Bis dahin waren wir es immer gewohnt mit Leuten zusammenzuarbeiten,
denen das Label auch gleichzeitig gehört. Warp ist eines der wenigen
größeren Labels, wo das ebenfalls so ist. Wir arbeiten direkt mit
den Labelchefs Rob und Steve zusammen.
Aber es wäre
doch sicher auch naheliegend gewesen bei Too Pure zu unterschreiben?
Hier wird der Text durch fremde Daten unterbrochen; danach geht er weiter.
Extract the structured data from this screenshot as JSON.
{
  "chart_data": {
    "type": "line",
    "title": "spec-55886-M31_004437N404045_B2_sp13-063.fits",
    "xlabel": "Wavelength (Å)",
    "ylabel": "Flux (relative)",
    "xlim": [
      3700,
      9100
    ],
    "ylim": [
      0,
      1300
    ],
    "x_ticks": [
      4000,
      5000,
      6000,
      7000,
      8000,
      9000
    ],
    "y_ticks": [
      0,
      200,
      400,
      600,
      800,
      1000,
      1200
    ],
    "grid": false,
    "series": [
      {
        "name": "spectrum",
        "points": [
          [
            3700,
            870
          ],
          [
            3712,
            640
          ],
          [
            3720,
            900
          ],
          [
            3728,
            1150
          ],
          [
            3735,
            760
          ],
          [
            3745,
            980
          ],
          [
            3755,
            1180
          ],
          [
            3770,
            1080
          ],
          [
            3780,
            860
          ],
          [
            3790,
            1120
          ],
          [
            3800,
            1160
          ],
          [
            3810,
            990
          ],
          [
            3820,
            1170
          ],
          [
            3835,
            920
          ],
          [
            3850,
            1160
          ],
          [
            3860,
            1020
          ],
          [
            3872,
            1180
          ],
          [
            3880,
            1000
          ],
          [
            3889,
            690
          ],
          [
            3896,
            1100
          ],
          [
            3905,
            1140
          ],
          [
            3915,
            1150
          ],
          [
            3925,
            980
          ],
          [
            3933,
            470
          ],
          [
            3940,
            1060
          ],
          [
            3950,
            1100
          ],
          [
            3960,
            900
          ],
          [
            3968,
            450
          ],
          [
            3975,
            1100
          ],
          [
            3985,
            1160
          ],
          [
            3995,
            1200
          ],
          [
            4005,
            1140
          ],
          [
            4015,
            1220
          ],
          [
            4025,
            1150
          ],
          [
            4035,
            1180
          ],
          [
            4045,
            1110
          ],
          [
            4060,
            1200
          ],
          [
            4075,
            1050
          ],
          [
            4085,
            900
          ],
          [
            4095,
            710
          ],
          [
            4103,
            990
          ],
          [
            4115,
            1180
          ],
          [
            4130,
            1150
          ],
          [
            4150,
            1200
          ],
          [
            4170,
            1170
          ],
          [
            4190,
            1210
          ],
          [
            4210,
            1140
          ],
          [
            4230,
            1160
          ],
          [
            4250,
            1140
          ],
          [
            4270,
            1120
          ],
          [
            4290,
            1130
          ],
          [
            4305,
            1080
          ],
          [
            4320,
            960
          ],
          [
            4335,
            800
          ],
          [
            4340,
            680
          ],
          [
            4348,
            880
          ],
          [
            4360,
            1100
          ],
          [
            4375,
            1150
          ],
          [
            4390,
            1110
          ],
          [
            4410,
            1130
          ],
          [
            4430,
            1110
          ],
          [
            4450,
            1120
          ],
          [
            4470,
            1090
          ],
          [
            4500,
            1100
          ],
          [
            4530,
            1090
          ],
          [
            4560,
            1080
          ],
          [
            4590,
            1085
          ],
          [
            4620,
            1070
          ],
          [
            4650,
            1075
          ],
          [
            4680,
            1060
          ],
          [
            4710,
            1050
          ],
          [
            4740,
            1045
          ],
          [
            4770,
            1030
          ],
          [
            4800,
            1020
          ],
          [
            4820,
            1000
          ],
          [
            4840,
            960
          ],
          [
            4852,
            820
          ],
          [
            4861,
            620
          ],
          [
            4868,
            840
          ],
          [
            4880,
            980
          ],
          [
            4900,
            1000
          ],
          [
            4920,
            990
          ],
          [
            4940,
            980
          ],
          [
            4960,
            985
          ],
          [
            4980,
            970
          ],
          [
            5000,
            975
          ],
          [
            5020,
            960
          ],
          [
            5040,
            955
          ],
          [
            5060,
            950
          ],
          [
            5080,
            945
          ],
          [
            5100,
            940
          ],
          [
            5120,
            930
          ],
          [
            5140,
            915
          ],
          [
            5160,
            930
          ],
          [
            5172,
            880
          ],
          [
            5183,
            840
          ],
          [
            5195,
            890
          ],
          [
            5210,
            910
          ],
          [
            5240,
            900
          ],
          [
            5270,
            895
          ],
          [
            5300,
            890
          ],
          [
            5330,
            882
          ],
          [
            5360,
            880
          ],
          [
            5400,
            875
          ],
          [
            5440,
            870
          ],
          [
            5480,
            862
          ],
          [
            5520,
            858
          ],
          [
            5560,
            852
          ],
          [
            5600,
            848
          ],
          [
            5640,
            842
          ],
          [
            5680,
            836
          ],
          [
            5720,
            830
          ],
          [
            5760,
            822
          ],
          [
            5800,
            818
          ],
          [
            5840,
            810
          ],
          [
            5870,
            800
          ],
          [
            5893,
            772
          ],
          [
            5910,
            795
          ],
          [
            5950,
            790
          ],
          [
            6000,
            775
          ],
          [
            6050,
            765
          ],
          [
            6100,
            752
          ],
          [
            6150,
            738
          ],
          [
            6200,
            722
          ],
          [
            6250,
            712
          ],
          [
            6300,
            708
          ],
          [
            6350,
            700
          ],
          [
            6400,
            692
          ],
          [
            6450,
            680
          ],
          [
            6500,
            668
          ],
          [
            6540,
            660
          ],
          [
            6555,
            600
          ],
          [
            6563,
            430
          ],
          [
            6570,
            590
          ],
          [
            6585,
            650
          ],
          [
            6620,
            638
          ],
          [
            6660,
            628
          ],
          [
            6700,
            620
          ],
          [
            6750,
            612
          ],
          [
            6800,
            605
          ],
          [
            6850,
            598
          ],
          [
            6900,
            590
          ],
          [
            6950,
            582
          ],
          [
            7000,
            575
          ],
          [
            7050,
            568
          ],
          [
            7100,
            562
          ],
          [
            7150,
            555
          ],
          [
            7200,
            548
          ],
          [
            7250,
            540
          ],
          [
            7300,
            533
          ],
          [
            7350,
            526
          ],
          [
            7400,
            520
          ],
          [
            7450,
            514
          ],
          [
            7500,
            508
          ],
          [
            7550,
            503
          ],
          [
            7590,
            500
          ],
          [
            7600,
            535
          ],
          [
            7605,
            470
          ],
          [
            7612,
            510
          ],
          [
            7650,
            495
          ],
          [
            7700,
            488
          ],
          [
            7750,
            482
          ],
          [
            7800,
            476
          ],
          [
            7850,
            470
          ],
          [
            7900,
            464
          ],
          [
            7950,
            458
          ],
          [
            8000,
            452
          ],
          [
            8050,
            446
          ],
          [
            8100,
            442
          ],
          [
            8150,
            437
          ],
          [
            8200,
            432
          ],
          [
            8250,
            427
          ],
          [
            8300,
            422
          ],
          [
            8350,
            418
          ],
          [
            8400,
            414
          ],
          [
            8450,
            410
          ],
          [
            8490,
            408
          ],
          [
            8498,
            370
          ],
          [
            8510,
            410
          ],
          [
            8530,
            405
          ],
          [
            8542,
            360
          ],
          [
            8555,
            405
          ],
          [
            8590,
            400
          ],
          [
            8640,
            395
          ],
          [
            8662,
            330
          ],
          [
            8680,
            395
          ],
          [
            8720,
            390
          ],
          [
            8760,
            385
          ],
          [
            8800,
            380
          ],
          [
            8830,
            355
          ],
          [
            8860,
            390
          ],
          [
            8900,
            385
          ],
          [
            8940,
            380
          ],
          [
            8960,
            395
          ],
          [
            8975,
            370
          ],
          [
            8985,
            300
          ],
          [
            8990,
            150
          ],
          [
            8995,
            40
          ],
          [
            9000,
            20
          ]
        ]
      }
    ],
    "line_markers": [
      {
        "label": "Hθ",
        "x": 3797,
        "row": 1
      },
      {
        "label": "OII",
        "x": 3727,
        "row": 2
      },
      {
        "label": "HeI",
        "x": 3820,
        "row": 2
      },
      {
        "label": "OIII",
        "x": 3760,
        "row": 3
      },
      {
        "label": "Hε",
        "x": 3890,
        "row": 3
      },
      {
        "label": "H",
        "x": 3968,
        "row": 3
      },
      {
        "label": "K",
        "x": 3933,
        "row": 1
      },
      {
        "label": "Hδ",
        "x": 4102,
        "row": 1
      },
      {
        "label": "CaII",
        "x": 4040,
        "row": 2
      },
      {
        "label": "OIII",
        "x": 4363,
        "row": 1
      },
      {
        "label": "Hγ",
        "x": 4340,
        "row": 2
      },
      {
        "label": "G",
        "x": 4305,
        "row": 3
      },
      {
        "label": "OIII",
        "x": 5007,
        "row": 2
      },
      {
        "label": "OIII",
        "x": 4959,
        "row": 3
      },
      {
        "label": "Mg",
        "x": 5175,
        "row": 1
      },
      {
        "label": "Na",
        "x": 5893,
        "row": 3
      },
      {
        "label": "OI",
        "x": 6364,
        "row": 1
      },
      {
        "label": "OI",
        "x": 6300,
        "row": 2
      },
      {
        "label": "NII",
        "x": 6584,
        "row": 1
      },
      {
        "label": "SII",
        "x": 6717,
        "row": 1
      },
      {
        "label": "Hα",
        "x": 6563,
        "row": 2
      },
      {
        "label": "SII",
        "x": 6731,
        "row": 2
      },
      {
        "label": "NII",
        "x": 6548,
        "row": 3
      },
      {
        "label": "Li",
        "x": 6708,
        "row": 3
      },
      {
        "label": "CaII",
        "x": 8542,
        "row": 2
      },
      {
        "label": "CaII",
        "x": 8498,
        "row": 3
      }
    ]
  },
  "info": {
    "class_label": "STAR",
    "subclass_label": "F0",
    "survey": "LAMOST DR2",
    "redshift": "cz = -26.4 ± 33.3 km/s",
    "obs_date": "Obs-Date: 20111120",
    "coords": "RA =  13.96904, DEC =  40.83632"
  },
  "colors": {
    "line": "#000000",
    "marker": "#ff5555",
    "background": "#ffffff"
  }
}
Vieles in Euerer Musik hat ja Anknüpfungspunkte mit Bands wie Pram
oder eben auch Stereolab, die auf Too Pure ihre ersten Alben herausgebracht
haben?
James: Mit
Too Pure kamen wir überhaupt nicht aus. Es gab da einen Typ, ich
hab den Namen vergessen, der uns vollkommen zuwider war.
Trish: Warp
hatten die besseren Ideen.
James: Wir
wollten auch etwas abwarten. Too pure war das erste Label, das uns
erwartungsgemäß einen Deal anbot. Aber wir dachten: Warten wie lieber
noch ein bißchen. Und tatsächlich kamen dann eine ganze Reihe von
Labels auf uns zu. Warp schien das beste davon zu sein.
Roj: Es
ist zudem eines der wenigen Labels, wo wir sagen können, daß wir
die meisten acts, die auf diesem Label sind, auch mögen.
James: Wir
haben zwar nicht unbedingt wahnsinnig viel mit dem typischen Warp-Sound
gemeinsam, was uns jedoch verbindet, ist, daß sie alle, wie wir,
ihre eigenen Vorstellungen verfolgen.
Ein weiterer
Einfluß, der sich einem beim Anhören der Singlecollection aufdrängt,
sind Soundtrack und Space-Age-Electronic-Spielereien?
Roj: Ja,
das ist richtig: Wir hören uns viele Soundtracks an. Und wir finden
fast immer etwas, das wir dann mit anderen Sounds kombinieren und
in unserer Musik verwenden können. Es gibt da diesen Typ: Tom Disafeld
(Lachen)… Wir schätzen ihn sehr… (Lachen)…
Wir hören ihn uns an und anschließend beklauen wir ihn…
James: Ich
glaube, daß viele dieser Space-Age-Electronic-Sounds in unserer
Musik Eingang fanden, weil unser Song-writing stark von diesen Endsechziger-Sachen,
amerikanischer psychedelic music (Silver Apples etc., Anm. d.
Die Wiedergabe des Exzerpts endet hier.